Visiting classrooms to do science demonstrations is not part of Byrne’s job description. As director of Research & Development for Dow’s Oil, Gas & Mining business in Freeport, Texas, he manages a vast operation that develops products, improves operations and drives innovations, leading a large team of scientists, technicians and other personnel with cutting-edge skills. Despite this great responsibility – or maybe because of it – Byrne is willing to help develop the workforce of the future through both his own active volunteerism and through building a culture that embraces employee engagement in STEM outreach. He is a prime example of a Dow leader who has accepted that challenge in deed, not just in concept.
“At Dow, we are in the business of creating solutions for human progress,” said A.N. Sreeram, Senior Vice President Research & Development and Chief Technology Officer. “Norm’s long-standing commitment to developing the next generation of scientists and leaders will ensure that this progress continues and that our society will be well prepared to boldly meet the challenges and opportunities ahead. Through his passion for connecting students with science, Norm is truly the Human Element at Work.”
Byrne has led the growth in Texas of Dow STEM Ambassadors, an internal organization that encourages and supports employee involvement in community outreach. His success in engaging students was recognized recently by the American Chemical Society (ACS), which presented Byrne with its Local Section Outreach Volunteer of the Year award. The recognition included a glowing description of his impact in the community.
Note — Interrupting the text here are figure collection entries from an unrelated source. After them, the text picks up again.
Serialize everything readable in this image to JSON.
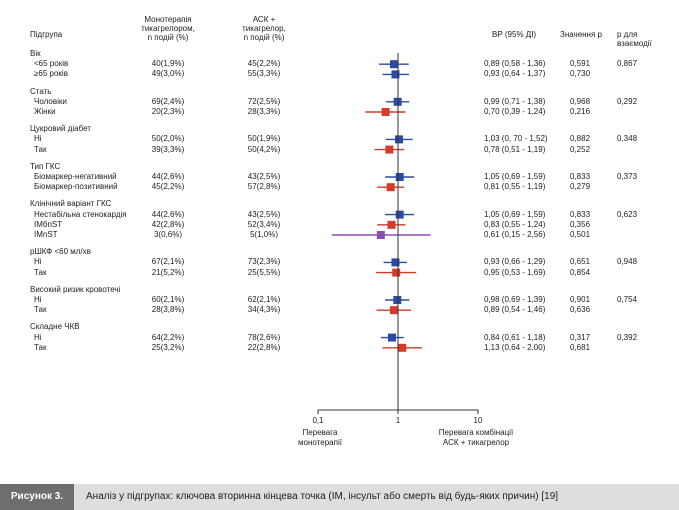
{
  "headers": {
    "subgroup": "Підгрупа",
    "mono": [
      "Монотерапія",
      "тикагрелором,",
      "n подій (%)"
    ],
    "asa": [
      "АСК +",
      "тикагрелор,",
      "n подій (%)"
    ],
    "hr": "ВР (95% ДІ)",
    "p": "Значення р",
    "pint": [
      "р для",
      "взаємодії"
    ]
  },
  "axis": {
    "ticks": [
      {
        "value": 0.1,
        "label": "0,1"
      },
      {
        "value": 1,
        "label": "1"
      },
      {
        "value": 10,
        "label": "10"
      }
    ],
    "left_label": [
      "Перевага",
      "монотерапії"
    ],
    "right_label": [
      "Перевага комбінації",
      "АСК + тикагрелор"
    ]
  },
  "colors": {
    "blue": "#2b4aa0",
    "red": "#d63a2a",
    "purple": "#8e4fb0",
    "axis": "#333333"
  },
  "chart_data": {
    "type": "forest",
    "scale": "log",
    "xlim": [
      0.1,
      10
    ],
    "reference_line": 1,
    "groups": [
      {
        "title": "Вік",
        "p_interaction": "0,867",
        "rows": [
          {
            "label": "<65 років",
            "mono": "40(1,9%)",
            "asa": "45(2,2%)",
            "hr_text": "0,89  (0,58 - 1,36)",
            "p": "0,591",
            "hr": 0.89,
            "lo": 0.58,
            "hi": 1.36,
            "color": "blue"
          },
          {
            "label": "≥65 років",
            "mono": "49(3,0%)",
            "asa": "55(3,3%)",
            "hr_text": "0,93  (0,64 - 1,37)",
            "p": "0,730",
            "hr": 0.93,
            "lo": 0.64,
            "hi": 1.37,
            "color": "blue"
          }
        ]
      },
      {
        "title": "Стать",
        "p_interaction": "0,292",
        "rows": [
          {
            "label": "Чоловіки",
            "mono": "69(2,4%)",
            "asa": "72(2,5%)",
            "hr_text": "0,99  (0,71 - 1,38)",
            "p": "0,968",
            "hr": 0.99,
            "lo": 0.71,
            "hi": 1.38,
            "color": "blue"
          },
          {
            "label": "Жінки",
            "mono": "20(2,3%)",
            "asa": "28(3,3%)",
            "hr_text": "0,70  (0,39 - 1,24)",
            "p": "0,216",
            "hr": 0.7,
            "lo": 0.39,
            "hi": 1.24,
            "color": "red"
          }
        ]
      },
      {
        "title": "Цукровий діабет",
        "p_interaction": "0,348",
        "rows": [
          {
            "label": "Ні",
            "mono": "50(2,0%)",
            "asa": "50(1,9%)",
            "hr_text": "1,03  (0, 70 - 1,52)",
            "p": "0,882",
            "hr": 1.03,
            "lo": 0.7,
            "hi": 1.52,
            "color": "blue"
          },
          {
            "label": "Так",
            "mono": "39(3,3%)",
            "asa": "50(4,2%)",
            "hr_text": "0,78  (0,51 - 1,19)",
            "p": "0,252",
            "hr": 0.78,
            "lo": 0.51,
            "hi": 1.19,
            "color": "red"
          }
        ]
      },
      {
        "title": "Тип ГКС",
        "p_interaction": "0,373",
        "rows": [
          {
            "label": "Біомаркер-негативний",
            "mono": "44(2,6%)",
            "asa": "43(2,5%)",
            "hr_text": "1,05  (0,69 - 1,59)",
            "p": "0,833",
            "hr": 1.05,
            "lo": 0.69,
            "hi": 1.59,
            "color": "blue"
          },
          {
            "label": "Біомаркер-позитивний",
            "mono": "45(2,2%)",
            "asa": "57(2,8%)",
            "hr_text": "0,81  (0,55 - 1,19)",
            "p": "0,279",
            "hr": 0.81,
            "lo": 0.55,
            "hi": 1.19,
            "color": "red"
          }
        ]
      },
      {
        "title": "Клінічний варіант ГКС",
        "p_interaction": "0,623",
        "rows": [
          {
            "label": "Нестабільна стенокардія",
            "mono": "44(2,6%)",
            "asa": "43(2,5%)",
            "hr_text": "1,05  (0,69 - 1,59)",
            "p": "0,833",
            "hr": 1.05,
            "lo": 0.69,
            "hi": 1.59,
            "color": "blue"
          },
          {
            "label": "IMбnST",
            "mono": "42(2,8%)",
            "asa": "52(3,4%)",
            "hr_text": "0,83  (0,55 - 1,24)",
            "p": "0,356",
            "hr": 0.83,
            "lo": 0.55,
            "hi": 1.24,
            "color": "red"
          },
          {
            "label": "IMnST",
            "mono": "3(0,6%)",
            "asa": "5(1,0%)",
            "hr_text": "0,61  (0,15 - 2,56)",
            "p": "0,501",
            "hr": 0.61,
            "lo": 0.15,
            "hi": 2.56,
            "color": "purple"
          }
        ]
      },
      {
        "title": "рШКФ <60 мл/хв",
        "p_interaction": "0,948",
        "rows": [
          {
            "label": "Ні",
            "mono": "67(2,1%)",
            "asa": "73(2,3%)",
            "hr_text": "0,93  (0,66 - 1,29)",
            "p": "0,651",
            "hr": 0.93,
            "lo": 0.66,
            "hi": 1.29,
            "color": "blue"
          },
          {
            "label": "Так",
            "mono": "21(5,2%)",
            "asa": "25(5,5%)",
            "hr_text": "0,95  (0,53 - 1,69)",
            "p": "0,854",
            "hr": 0.95,
            "lo": 0.53,
            "hi": 1.69,
            "color": "red"
          }
        ]
      },
      {
        "title": "Високий ризик кровотечі",
        "p_interaction": "0,754",
        "rows": [
          {
            "label": "Ні",
            "mono": "60(2,1%)",
            "asa": "62(2,1%)",
            "hr_text": "0,98  (0,69 - 1,39)",
            "p": "0,901",
            "hr": 0.98,
            "lo": 0.69,
            "hi": 1.39,
            "color": "blue"
          },
          {
            "label": "Так",
            "mono": "28(3,8%)",
            "asa": "34(4,3%)",
            "hr_text": "0,89  (0,54 - 1,46)",
            "p": "0,636",
            "hr": 0.89,
            "lo": 0.54,
            "hi": 1.46,
            "color": "red"
          }
        ]
      },
      {
        "title": "Складне ЧКВ",
        "p_interaction": "0,392",
        "rows": [
          {
            "label": "Ні",
            "mono": "64(2,2%)",
            "asa": "78(2,6%)",
            "hr_text": "0,84  (0,61 - 1,18)",
            "p": "0,317",
            "hr": 0.84,
            "lo": 0.61,
            "hi": 1.18,
            "color": "blue"
          },
          {
            "label": "Так",
            "mono": "25(3,2%)",
            "asa": "22(2,8%)",
            "hr_text": "1,13  (0,64 - 2.00)",
            "p": "0,681",
            "hr": 1.13,
            "lo": 0.64,
            "hi": 2.0,
            "color": "red"
          }
        ]
      }
    ]
  },
  "caption": {
    "label": "Рисунок 3.",
    "text": "Аналіз у підгрупах: ключова вторинна кінцева точка (ІМ, інсульт або смерть від будь-яких причин) [19]"
  }
}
“Norm is enthusiastic, dedicated, and creative in promoting science interest among youth in our wide geographic community,” the ACS said in a public statement. “Norm’s big ideas include an exciting introduction to polymers that uses a urethane synthesis to create a sculpture and a giant gyroscope that rotates kids on a turntable. He demonstrates for the Math and Science Camp at church. Norm has also been an enthusiastic supporter of Take Your Child to Work Day. He is fundamental in the sponsorship and leadership of the Dow Freeport STEM Ambassadors. Under Norm’s leadership, the STEM Ambassadors are gathering support and volunteers from a variety of professional organizations.”
Not least of all, Byrne’s time in classrooms has been recognized by the students themselves, who often write him letters that spell out the impact he has.
“I plan on becoming a scientist one day, and your demonstrations only fueled my excitement to do just that,” wrote one student.